HALIFAX -- The senior manager of Nova Scotia's independent public prosecution service has issued an angry denunciation of a controversial bill that would eliminate his staff's right to binding arbitration.

Martin Herschorn, director of public prosecutions, testified Friday before a legislative committee that if Bill 203 proceeds it would be a "disaster" for his service and for the criminal justice system in the province.

"What Crown attorneys would be able to strike? What murders, child pornography or sexual assault cases would be left unprosecuted?" he asked politicians on the committee reviewing the bill.

Herschorn says at a time when the Supreme Court of Canada's Jordan decision has set strict time limits for prosecutions, delays created by a potential labour dispute would mean cases would end up being dropped.

It could also mean a collapse in the morale of an overburdened workforce of 100 prosecutors struggling to keep dangerous criminals off the street, he added.

The government's proposed revisions to the Crown Attorneys' Labour Relations Act would give prosecutors the right to strike but also designate them an essential service.

Herschorn said statements by the province that prosecutors still have a right to strike is "meaningless ... misleading and disingenuous."

A strike, he said, "would bring mayhem to the courts. Public safety would be jeopardized.
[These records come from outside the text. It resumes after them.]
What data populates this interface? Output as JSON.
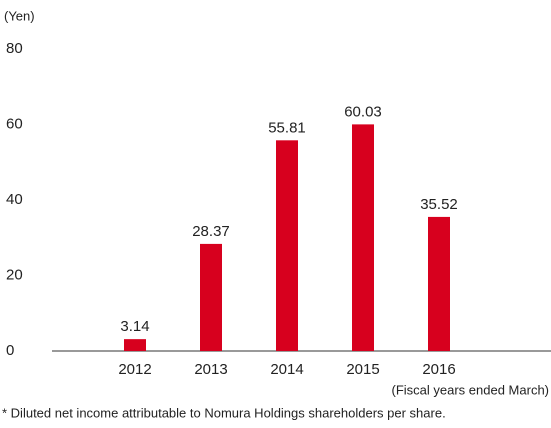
{
  "chart_data": {
    "type": "bar",
    "y_label": "(Yen)",
    "x_label": "(Fiscal years ended March)",
    "footnote": "* Diluted net income attributable to Nomura Holdings shareholders per share.",
    "categories": [
      "2012",
      "2013",
      "2014",
      "2015",
      "2016"
    ],
    "values": [
      3.14,
      28.37,
      55.81,
      60.03,
      35.52
    ],
    "color": "#d7001e",
    "ylim": [
      0,
      80
    ],
    "yticks": [
      0,
      20,
      40,
      60,
      80
    ],
    "grid": false
  }
}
There's not one Crown attorney that wouldn't be considered essential."

Premier Stephen McNeil has said his government's legislation is necessary because the province can't afford the pay increase sought by prosecutors. He said it would set a costly precedent other public servants would want to follow.

The Crown attorneys are seeking a 17 per cent salary increase over four years, which is higher than an established wage pattern set for the public sector and the seven per cent over four years offered by the government during negotiations.

Nova Scotia prosecutors are currently the highest paid in Atlantic Canada but the increase would only rank them in the middle nationally. According to figures released by the province, they currently earn up to $149,000 annually, a figure that would increase to about $160,000 under the government's offer.

However, Herschorn said the current salary levels and labour peace have brought benefits to the province.

The veteran lawyer gave the committee a short history lesson in the establishment of the prosecution service as an independent service in the 1990s.

He said one of the greatest struggles in the early years was finding a way to set wages fairly, and he recalled "the dark time" of a 1998 strike by prosecutors

"Labour relations were tense and Crown attorney morale was low. At the core of the problem was the unresolved mechanism to set salaries for Crown attorneys," he testified.

In 2000, a Progressive Conservative government set up an independent salary setting system, leading to 19 years of sustained labour peace.

Herschorn said that in 2016 prosecutors accepted a pattern wage offer in return for a 30-year "framework agreement" with the province that would settle wages through arbitration.

He argued that agreement should have been honoured, adding that "binding arbitration is particularly well-suited to an independent organization like the public prosecution service."

Contacted for the premier's response to Herschorn's remarks, a spokesman said McNeil had no comment other than to thank "all presenters at the committee for taking the time to present their views."